Dat mensen blijkbaar in staat zijn tot moraliteit wordt door Darwin aangegeven met de term moral sense. Dit is een basispropositie die nog verder moet worden uitgewerkt om tot een bepaald soort moraliteit te komen. Hierbij kan de analogie met taal gemaakt worden. Mensen hebben een aangeboren mogelijkheid om taal te kunnen leren, maar wat voor taal ze leren hangt af van hun verdere levensloop. Zo is het ook bij moraliteit, dat bijvoorbeeld wordt geleerd in de opvoeding of in peer groups.
Het college liep aardig uit, maar toch wilde Braeckman ons graag nog een filmpje laten zien om aan te tonen dat mensen bepaalde blinde vlekken kunnen hebben, zo ook in moreel opzicht. Twee teams zijn aan het basketballen en de opdracht luidt: tel hoe vaak het witte team de bal overspeelt. Daarna wordt gevraagd of iets is opgevallen, wat niet zo blijkt te zijn. Nu wordt het filmpje nog een keer afgespeeld en blijkt er een man met een apenpak heel rustig door het beeld te lopen.

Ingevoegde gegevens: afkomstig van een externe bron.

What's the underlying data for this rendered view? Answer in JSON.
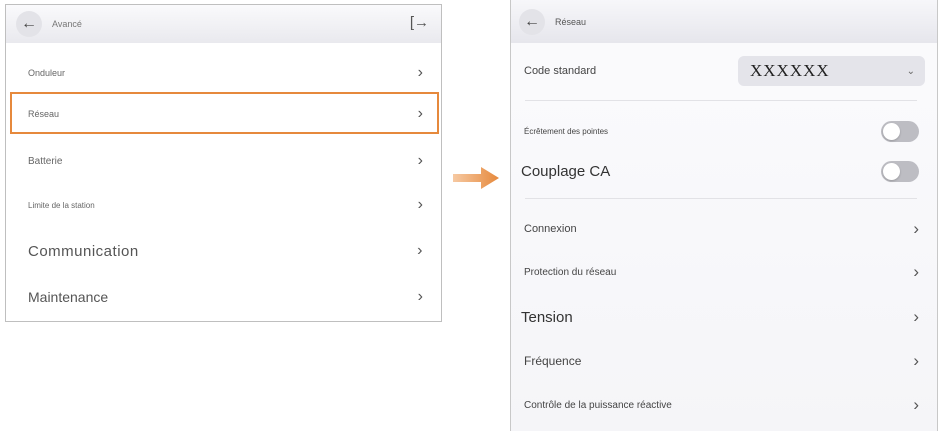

Al met al vond ik het een interessant college. Aan de geluiden om mij heen te horen was ik niet de enige met deze mening. Het liet goed zien hoe lastig het is om het eens te worden over ethiek, gezien het subjectieve karakter ervan. Het enige punt van kritiek is dat er zoveel inhoud werd behandeld – het hier beschrevene is slechts een selectie – dat sommige punten niet of heel kort aan bod kwamen. Misschien kan Johan Braeckman nog eens terugkomen om zijn verhaal af te maken?